I burn Galileo's depiction of Jupiter onto a CD—a procedure necessary because the file is so large—and take it to a place full of shiny new machines busy printing, with the methodical longitudinal whir of high-speed ink jets, big photo-quality images, mostly for advertising. The guy flicking switches there is so intrigued by this raging Jovian stormscape—not to mention my oddball reasons for wanting a poster-size copy of it—that he prints the picture out on a panel the size of a door and refuses to take money. Motoring back on Ljubljana's perilous ring road, I meditate on the fact that questions of authorship would tend to disqualify a space probe's pictures from serious consideration as works of art—even though its scientific discoveries are undeniable, and attributed. Yet those same questions are very much present in the rarefied art-world air these days. Even Ansel Adams was Ansel Adams only part of the time. Like most photographers, he shot a lot of pictures and then selected those few that today constitute the work we connect with his name. As for these deep-space images, they aren't really very different. It's just that they come from the confluence of an immense collective scientific and engineering effort and the stark, disturbing beauty of the cosmos itself. What's left is choice—curatorship.

And I would argue that these pictures qualify as art for another reason: their mysterious, Leonardo-esque smile. Who can fathom the mind-blowing idea that, just possibly, some rich, strange form of life may be swimming around under the frozen crust of Europa—a sphere itself in orbit around wrathful Jupiter? And what other way currently exists to leave Earth and look back at that glistening blue-white marble suspended in darkness, a diminishing place, a mote finally winking down to microscopic size and being replaced by a larger system of turning worlds? In this cosmic tracking shot it's not only space and time that are spanned but also the sum total of our homegrown sciences, philosophies, and arts, revealing, ultimately, a shower of sparks—the universe.

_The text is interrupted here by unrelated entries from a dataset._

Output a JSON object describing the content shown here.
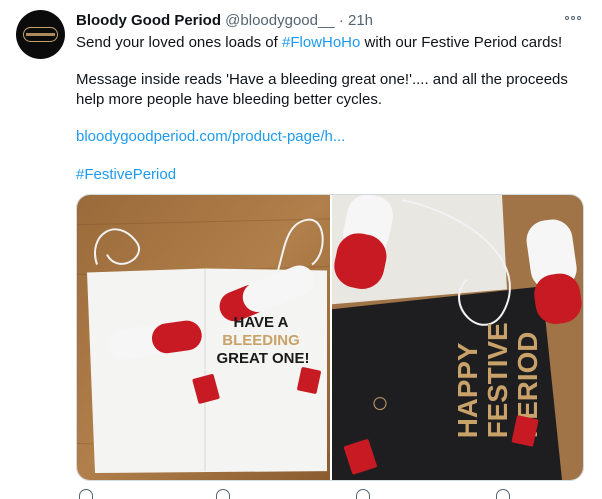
{
  "tweet": {
    "display_name": "Bloody Good Period",
    "handle": "@bloodygood__",
    "separator": "·",
    "time": "21h",
    "line1_prefix": "Send your loved ones loads of ",
    "hashtag1": "#FlowHoHo",
    "line1_suffix": " with our Festive Period cards!",
    "line2": "Message inside reads 'Have a bleeding great one!'.... and all the proceeds",
    "line3": "help more people have bleeding better cycles.",
    "link": "bloodygoodperiod.com/product-page/h...",
    "hashtag2": "#FestivePeriod"
  },
  "photo1": {
    "card_line1": "HAVE A",
    "card_line2": "BLEEDING",
    "card_line3": "GREAT ONE!"
  },
  "photo2": {
    "card_line1": "HAPPY",
    "card_line2": "FESTIVE",
    "card_line3": "PERIOD"
  },
  "colors": {
    "link": "#1d9bf0",
    "secondary_text": "#536471",
    "glitter_red": "#c81a23",
    "card_dark": "#1e1e20",
    "card_gold": "#c9a26a"
  },
  "icons": [
    "more-options-icon",
    "reply-icon",
    "retweet-icon",
    "like-icon",
    "share-icon"
  ]
}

The jagged geometry of supersmooth Europa; the idiosyncratic surfaces of the other orbs floating serenely in space; the pristine interstellar vacuum; the inscrutable emptiness of intergalactic space, that immense, echoing, absolutely featureless void enveloping the spinning galaxies: it all serves as a perfect philosophical mirror image, reflecting back the quandary of the species, the limitations of human knowledge. The frail architecture defined by our distant tools, which places the human race at the center of "what's known," is actually our own map of ourselves—a chart that we'll hand down to successive generations, who may one day see a charming primitivism, or even an intriguing prescience, in our view of all that.

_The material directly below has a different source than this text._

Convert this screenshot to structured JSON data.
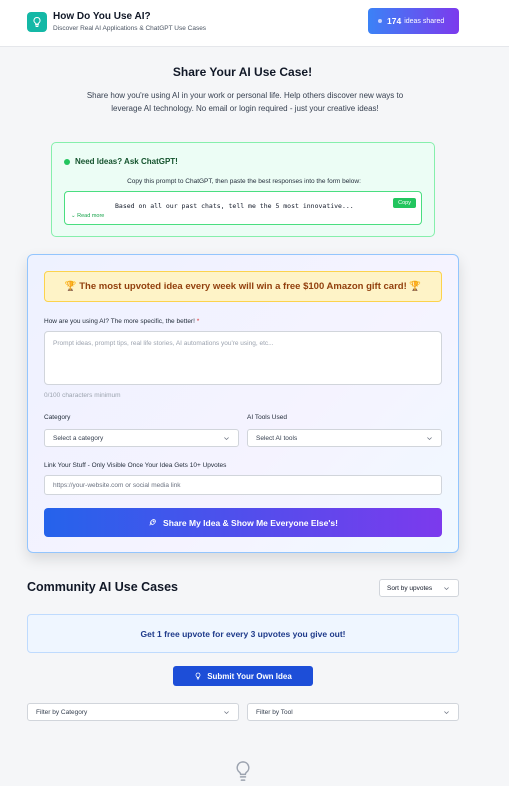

I park the car, tread through snowdrifts, and climb the complaining stairs. Galileo's rendition of Jupiter hangs above my desk in a beam of winter sunlight so feeble that it might be coming from some more distant star. Is this science, religion, or art? Or some kind of recombinant, millennial all-of-the-above? Maybe Leonardo's Madonna, poised superbly in front of the eroding topography of our particular sphere, is smiling because she knows the answers to those questions. Finally, though, what she might say is irrelevant. Because that ambiguity continues in the infinite landscapes beyond—up the staircase of an incomplete Adoration.